Ho letto questa storia in un principale momento della mia vita. Sino a poco tempo prima, non conoscevo il significato della parola amore. Ingenua, romantica e sognatrice sempre. Incontri inaspettati talvolta possono davvero cambiare la nostra vita, persino un banale romanzo come questo: mi ha rinvigorito, donato una gioia incontenibile che è trapelata da ogni dove, padrona di un destino di cui non ne conoscevo nemmeno l'esistenza. Quasimodo ed Esmeralda. Figure cupe e infelici che mi hanno fatto risplendere di luce. Fatto fiorire con melodie, cadenze inattese, frasi semplici cosparse di note taglienti e sibilanti, in cui predomina l'armonia, in morbide ondulazioni d'ottave.
C'è stato in tutto questo un non so ché di particolarmente vertiginoso, potente ed inebriante dal quale è stato davvero difficile concepirne un'idea precisa. Adesso che ho terminato il romanzo, mi domando: che ne ha fatto il tempo, che ne hanno fatto gli uomini di questa meraviglia? La storia del gobbo Quasimodo e della bella Esmeralda risuonerà nelle mie orecchie per tanto tempo, sulla soglia di un epoca che si sta avviando verso la distruzione. Una tempesta emotiva, visiva che alla fine è solo un rumoreggiare che alita dolcemente sul nostro collo. Contemplazione estatica con la quale il lettore vede i suoi più reconditi desideri realizzarsi nel silenzio di un vasto uditorio. Viaggiatrice, osservatrice, esploratrice che ha ascoltato ogni singola parola di questa storia, persa nel bel mezzo della folla nascosta dagli sguardi furtivi di gente curiosa e avida.

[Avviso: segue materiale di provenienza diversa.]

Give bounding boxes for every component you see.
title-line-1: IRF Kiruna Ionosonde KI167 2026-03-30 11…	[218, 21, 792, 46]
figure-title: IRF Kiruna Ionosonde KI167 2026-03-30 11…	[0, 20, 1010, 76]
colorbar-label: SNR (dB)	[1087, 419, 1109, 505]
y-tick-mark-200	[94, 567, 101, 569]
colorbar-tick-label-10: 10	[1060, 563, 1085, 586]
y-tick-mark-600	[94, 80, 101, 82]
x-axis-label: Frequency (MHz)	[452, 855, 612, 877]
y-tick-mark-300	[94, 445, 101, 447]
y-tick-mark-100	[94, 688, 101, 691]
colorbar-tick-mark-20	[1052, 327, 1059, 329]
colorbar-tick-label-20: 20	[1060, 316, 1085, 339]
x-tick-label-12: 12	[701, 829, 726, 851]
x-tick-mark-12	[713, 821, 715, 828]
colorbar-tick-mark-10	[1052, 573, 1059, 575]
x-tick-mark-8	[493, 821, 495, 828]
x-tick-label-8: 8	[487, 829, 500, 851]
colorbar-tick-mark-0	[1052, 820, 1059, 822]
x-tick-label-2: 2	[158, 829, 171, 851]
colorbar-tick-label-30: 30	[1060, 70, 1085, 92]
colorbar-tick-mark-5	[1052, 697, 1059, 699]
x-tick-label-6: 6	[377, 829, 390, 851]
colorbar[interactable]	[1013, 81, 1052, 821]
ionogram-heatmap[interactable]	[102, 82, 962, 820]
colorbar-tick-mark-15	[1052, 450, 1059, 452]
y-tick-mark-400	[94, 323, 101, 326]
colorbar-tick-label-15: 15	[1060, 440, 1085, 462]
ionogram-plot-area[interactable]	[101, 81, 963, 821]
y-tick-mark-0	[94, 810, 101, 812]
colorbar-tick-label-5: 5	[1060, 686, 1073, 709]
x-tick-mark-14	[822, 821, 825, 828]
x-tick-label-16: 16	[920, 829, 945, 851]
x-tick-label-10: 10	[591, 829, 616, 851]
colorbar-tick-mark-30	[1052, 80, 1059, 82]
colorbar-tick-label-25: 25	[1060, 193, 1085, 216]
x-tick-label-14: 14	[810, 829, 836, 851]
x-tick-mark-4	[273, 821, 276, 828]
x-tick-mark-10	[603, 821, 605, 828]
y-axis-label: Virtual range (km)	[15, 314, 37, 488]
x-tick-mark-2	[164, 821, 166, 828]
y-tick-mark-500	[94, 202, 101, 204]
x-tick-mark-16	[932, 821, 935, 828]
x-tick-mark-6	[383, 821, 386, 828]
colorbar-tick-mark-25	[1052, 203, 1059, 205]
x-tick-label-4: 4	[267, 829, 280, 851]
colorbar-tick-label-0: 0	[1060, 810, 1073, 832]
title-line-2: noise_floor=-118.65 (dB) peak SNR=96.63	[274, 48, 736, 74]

Non guardare la faccia, fanciulla. Guarda il cuore.
Il cuore di un bel giovane è spesso deforme. Vi sono cuori ove l'amore non si conserva.


Valutazione d'inchiostro: 5

2 commenti:

  1. Mi hai stregato con questa recensione ^_^ E' uno di quei libri che vorrei leggere da sempre, ma che neanche ho nella mia libreria. Devo rimediare, assolutamente!